Actually, the last thing she wanted was to be hunted by some psycho with serial killing supplies at the ready, but yes, an infection was bad, too.
“It may scar,” the doctor said. And as she said those words, the doctor’s gaze cut to Ethan’s face, then, quickly, she looked away. “Though scarring can be minimalized by—”
“I don’t care about scars,” Carly responded flatly. “I care about breathing. He missed my jugular, so I know just how lucky I am.”
The doctor glanced down at her chart. “You’re clear to go. If you have any issues, just give us a call back.”
Ethan had taken the scrubs from the nurse. A call back? Hopefully not.
The doctor and nurse left. Ethan put the scrubs on the gurney beside her. Voices drifted in and out.
“I need to change,” Carly
said. “So you have to leave.”
He put his hands on either side of her body. “You never look at my scars.”
His scars. The slashes that slid down each of his cheeks.
“You’ve never asked about them, either. Don’t you want to know how I got them?” He leaned in closer. “Daniel Duvato gave them to me. The man I’d trusted for years—he hated me. And he had been working to make my life a living hell. Anytime I got close to a woman, he attacked her. He was setting me up, you see. Making it look as if I were some insane killer. And at the end, when he snapped completely, he came after me. Stabbed me again and again.” He caught her hand. Pressed it to his chest. “I’ve got more scars than I care to count. He wanted the world to look at me and see that I was a monster. As twisted on the outside as I was on the inside.”
She shook her head. “You aren’t.”
“Ah, baby, we both know that’s a lie.”
“You aren’t.” And the other voices faded away. “You’re right—I didn’t ask about your scars. Mostly because I don’t see them. You’re handsome as sin, and you have to know that, Ethan. Women look at you, and I’m pretty sure panties drop. There’s nothing twisted about how you look. There’s nothing twisted about you.”

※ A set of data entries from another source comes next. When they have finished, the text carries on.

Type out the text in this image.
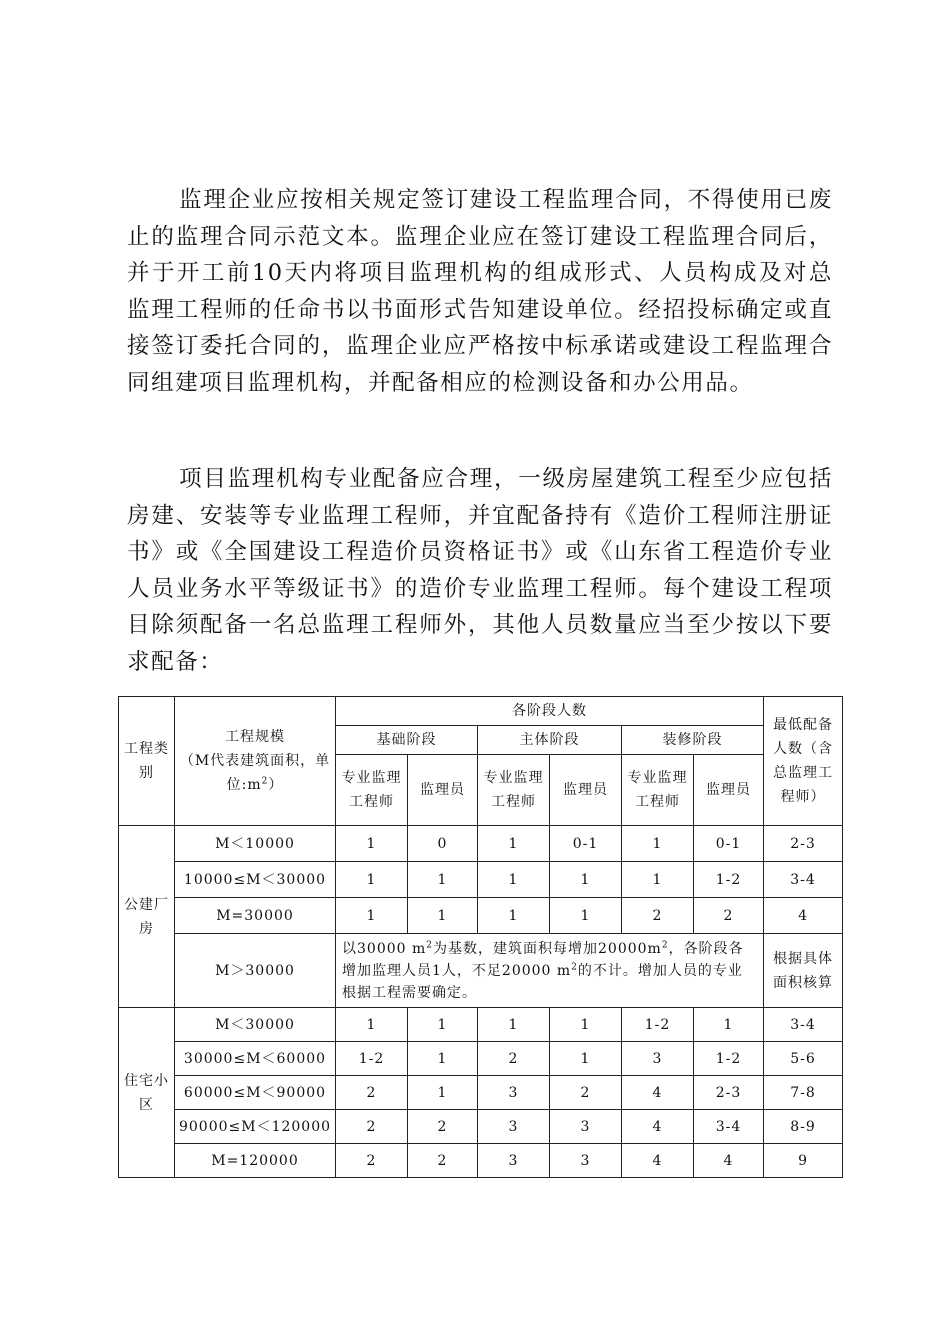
监理企业应按相关规定签订建设工程监理合同，不得使用已废止的监理合同示范文本。监理企业应在签订建设工程监理合同后，并于开工前10天内将项目监理机构的组成形式、人员构成及对总监理工程师的任命书以书面形式告知建设单位。经招投标确定或直接签订委托合同的，监理企业应严格按中标承诺或建设工程监理合同组建项目监理机构，并配备相应的检测设备和办公用品。

项目监理机构专业配备应合理，一级房屋建筑工程至少应包括房建、安装等专业监理工程师，并宜配备持有《造价工程师注册证书》或《全国建设工程造价员资格证书》或《山东省工程造价专业人员业务水平等级证书》的造价专业监理工程师。每个建设工程项目除须配备一名总监理工程师外，其他人员数量应当至少按以下要求配备：

工程类别	工程规模
（M代表建筑面积，单位$:m^2$）	各阶段人数						最低配备人数（含总监理工程师）
		基础阶段		主体阶段		装修阶段		
		专业监理工程师	监理员	专业监理工程师	监理员	专业监理工程师	监理员	
公建厂房	M＜10000	1	0	1	0-1	1	0-1	2-3
	10000≤M＜30000	1	1	1	1	1	1-2	3-4
	M=30000	1	1	1	1	2	2	4
	M＞30000	以30000 $m^2$为基数，建筑面积每增加$20000m^2$，各阶段各增加监理人员1人，不足20000 $m^2$的不计。增加人员的专业根据工程需要确定。						根据具体面积核算
住宅小区	M＜30000	1	1	1	1	1-2	1	3-4
	30000≤M＜60000	1-2	1	2	1	3	1-2	5-6
	60000≤M＜90000	2	1	3	2	4	2-3	7-8
	90000≤M＜120000	2	2	3	3	4	3-4	8-9
	M=120000	2	2	3	3	4	4	9
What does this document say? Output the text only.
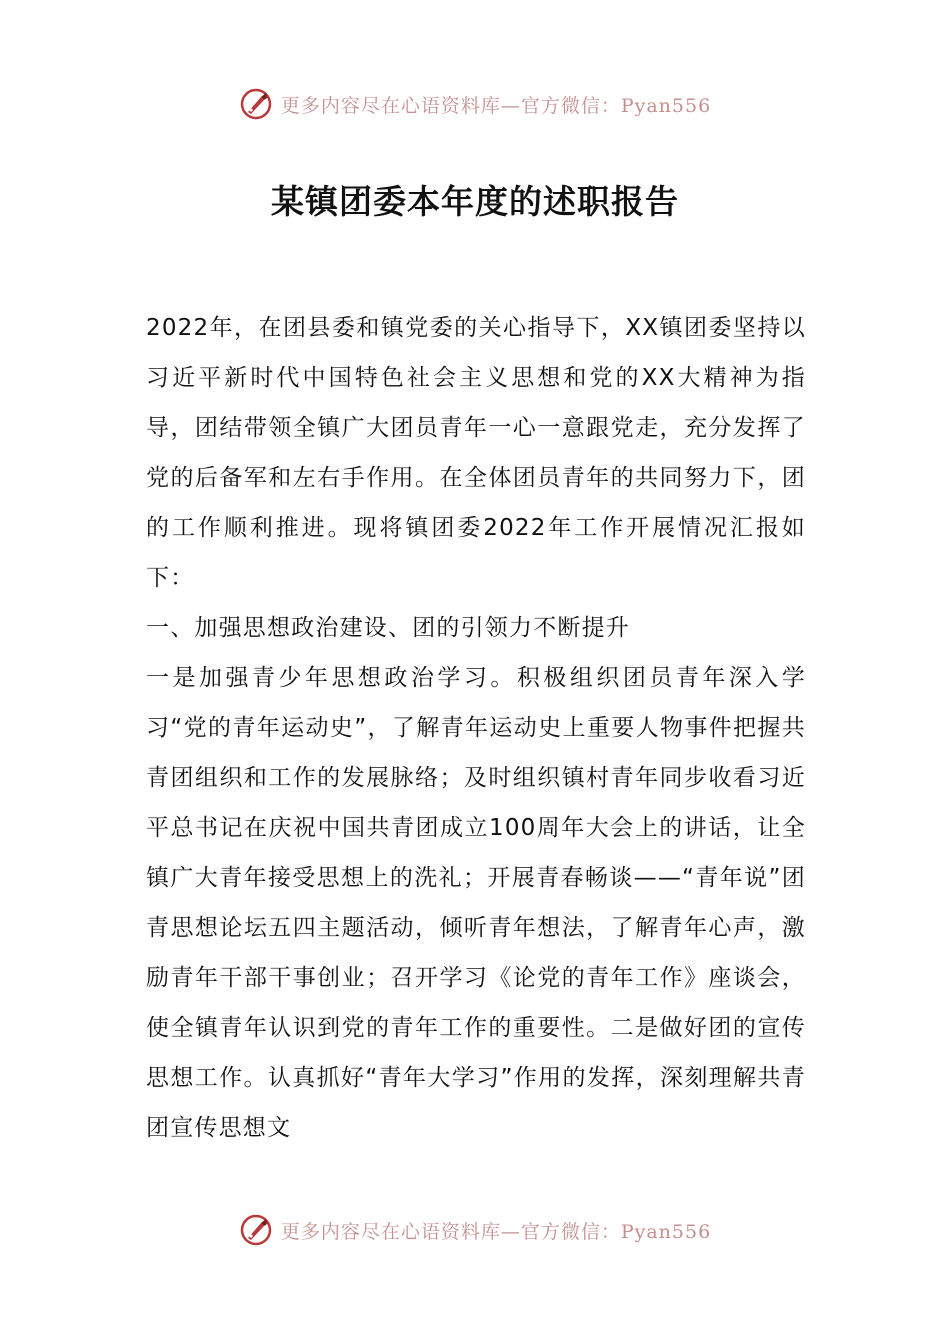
更多内容尽在心语资料库—官方微信：Pyan556
某镇团委本年度的述职报告

2022年，在团县委和镇党委的关心指导下，XX镇团委坚持以习近平新时代中国特色社会主义思想和党的XX大精神为指导，团结带领全镇广大团员青年一心一意跟党走，充分发挥了党的后备军和左右手作用。在全体团员青年的共同努力下，团的工作顺利推进。现将镇团委2022年工作开展情况汇报如下：

一、加强思想政治建设、团的引领力不断提升

一是加强青少年思想政治学习。积极组织团员青年深入学习“党的青年运动史”，了解青年运动史上重要人物事件把握共青团组织和工作的发展脉络；及时组织镇村青年同步收看习近平总书记在庆祝中国共青团成立100周年大会上的讲话，让全镇广大青年接受思想上的洗礼；开展青春畅谈——“青年说”团青思想论坛五四主题活动，倾听青年想法，了解青年心声，激励青年干部干事创业；召开学习《论党的青年工作》座谈会，使全镇青年认识到党的青年工作的重要性。二是做好团的宣传思想工作。认真抓好“青年大学习”作用的发挥，深刻理解共青团宣传思想文

更多内容尽在心语资料库—官方微信：Pyan556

His face softened. “Oh, Carly, if only that were true.” He brought her hand up to his mouth and pressed a kiss to her palm. “I’ll turn my back while you dress, but I don’t want to leave. Now that I finally pushed my way past the FBI, I don’t plan to leave you for a very long time.”
Because he thought the attacker might strike again? Fear bloomed in her stomach and she hurriedly dressed. In her head, she kept sliding back into that parking garage. Kept seeing the man in that ski mask coming at her.
Ethan’s shoulders seemed so incredibly tense as he stood there, just in front of the thin curtain. She glanced down at her toes, feeling vulnerable in the scrubs. What was she supposed to do about her shoes? They’d given her some little sock things and she put those on quickly, but it wasn’t as if those were really going to help her once she left the hospital. “I need to get back to my place,” she said. “Will you get Charles to take me there?”